In Saul DeGraw’s post on Back to the Future and nostalgia, Tod Kelly made an interesting statement about the nostalgia for BTTF, “I don’t see a lot of people talking about where they were when they first saw it” implying that true nostalgia would be something different from what he is seeing on the internet today. While some may feel that there are different sorts of nostalgia, the thoughts of BTTF have opened a flood of memories for me in the vein Tod asks about and caused me to look up facts to fill in the holes.
Well, to respond to Tod, I was here for both movies. As I had no idea that there was a third, I have no idea where I was for that. I saw the first one with my brother Jason and our friend Lee, who has since died in a drunk driving accident. I remember the first one being funny, thrilling and generally a good flick. Or was that the second one? They blend together in my mind now, good but largely forgettable. Before the movie, we had time to kill, so we snuck onto the roof of the Korbs building, which has since been torn down to make room for a shopping center.
The Fremont Theater was built in 1940 or ’42 and designed by Charles Lee. Of the streamline moderne style with 1100 seats, it was a centerpiece of entertainment for a college town of just under nine thousand. Located on one of the main streets in town, its only competition was the Obispo Theater, which opened in 1928 and burned down in 1975, around the time of my family’s arrival in town.
BTTF ran for over a year at that theater, due to the fact it was a massive old building that needed lots of expensive repairs, was deep in dept and couldn’t pay its distribution fee’s any longer and so it no longer received new movies to show. It survived on its continual Midnight Movie event, showing the typical fare of The Wall, Texas Chainsaw Massacre, Song Remains the Same, etc. This was a staple of my high school life, as we would sneak booze in, no one cared if you smoked cigarettes or pot and more that a few of my friends had sex during the shows.

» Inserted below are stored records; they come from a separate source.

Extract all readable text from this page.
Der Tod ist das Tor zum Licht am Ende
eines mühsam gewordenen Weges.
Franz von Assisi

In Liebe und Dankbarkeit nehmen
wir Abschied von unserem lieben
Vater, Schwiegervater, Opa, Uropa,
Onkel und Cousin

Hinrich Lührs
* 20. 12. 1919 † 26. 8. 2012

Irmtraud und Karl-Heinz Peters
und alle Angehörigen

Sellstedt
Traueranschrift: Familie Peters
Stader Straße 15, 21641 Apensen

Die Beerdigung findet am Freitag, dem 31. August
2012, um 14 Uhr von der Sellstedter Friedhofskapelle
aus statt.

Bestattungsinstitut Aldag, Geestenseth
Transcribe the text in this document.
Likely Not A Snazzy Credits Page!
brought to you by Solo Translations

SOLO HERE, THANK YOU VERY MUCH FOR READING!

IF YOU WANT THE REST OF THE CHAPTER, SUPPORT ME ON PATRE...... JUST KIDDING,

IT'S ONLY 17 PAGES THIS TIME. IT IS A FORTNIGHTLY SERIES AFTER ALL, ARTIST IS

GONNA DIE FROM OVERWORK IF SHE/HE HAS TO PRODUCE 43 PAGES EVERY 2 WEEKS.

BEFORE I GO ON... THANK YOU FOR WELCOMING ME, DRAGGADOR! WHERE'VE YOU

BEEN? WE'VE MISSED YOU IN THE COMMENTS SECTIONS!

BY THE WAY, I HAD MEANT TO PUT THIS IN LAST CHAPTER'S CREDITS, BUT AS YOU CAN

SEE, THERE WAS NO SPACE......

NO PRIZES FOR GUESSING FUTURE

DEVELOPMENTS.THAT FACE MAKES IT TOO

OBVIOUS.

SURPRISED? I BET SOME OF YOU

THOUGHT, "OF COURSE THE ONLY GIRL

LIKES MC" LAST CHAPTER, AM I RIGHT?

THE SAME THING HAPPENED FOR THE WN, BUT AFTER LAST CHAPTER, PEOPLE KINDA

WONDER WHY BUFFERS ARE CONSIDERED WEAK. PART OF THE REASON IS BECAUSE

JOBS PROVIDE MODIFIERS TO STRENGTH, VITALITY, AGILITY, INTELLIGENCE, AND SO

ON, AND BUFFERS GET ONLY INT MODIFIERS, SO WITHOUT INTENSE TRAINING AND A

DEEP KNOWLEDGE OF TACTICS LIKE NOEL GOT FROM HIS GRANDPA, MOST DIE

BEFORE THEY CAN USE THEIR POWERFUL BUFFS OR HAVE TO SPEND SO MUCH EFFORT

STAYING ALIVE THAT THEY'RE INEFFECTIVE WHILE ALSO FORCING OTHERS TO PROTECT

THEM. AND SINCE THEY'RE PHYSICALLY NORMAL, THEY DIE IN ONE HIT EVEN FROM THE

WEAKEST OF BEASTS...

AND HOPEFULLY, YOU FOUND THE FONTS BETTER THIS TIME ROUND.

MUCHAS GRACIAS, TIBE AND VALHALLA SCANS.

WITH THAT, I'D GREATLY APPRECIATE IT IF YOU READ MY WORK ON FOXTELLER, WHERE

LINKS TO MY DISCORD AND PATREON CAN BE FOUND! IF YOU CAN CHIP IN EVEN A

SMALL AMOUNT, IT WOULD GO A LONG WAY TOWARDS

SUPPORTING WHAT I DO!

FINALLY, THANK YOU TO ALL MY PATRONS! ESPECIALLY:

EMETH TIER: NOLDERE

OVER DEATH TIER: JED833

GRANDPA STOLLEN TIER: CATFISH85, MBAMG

Going back further into my childhood, before the theaters appearance and operations fell so far, it had summer matinée’s for children, showing Don Knots movies, silly Tim Conway flicks and others that I can’t remember. We would walk down every week, to hand over our pre-paid tickets at the door, tickets that were sold to us in our grade school classes.
Eventually, ownership was picked up by a major chain, who initially wanted to tear it down to make room for a multiplex. Due to the enormous uproar, that plan was shelved, they opened a small multiplex next door and kept the Fremont in mostly working condition. New movies started to come in and new memories were formed. I remember seeing Angel Heart and Jacobs Ladder, going to see Rain Man on a date and a huge group of my friends and I piling in to see Stop Making Sense. Friends like Alison and Callie got jobs there and sometimes let us in for free, or got us into other theatres at half price.
When I head down to SLO to visit, I invariably drive past it, as the town is surprisingly small. It is still beautiful, but trouble still lurks in the shadows. It currently owes $98,000 in back taxes to the county.
The Fremont is a central part of my memories of my home town, along with sneaking onto the roofs of downtown buildings, walking along underground creeks and the general magic of growing up in a small town.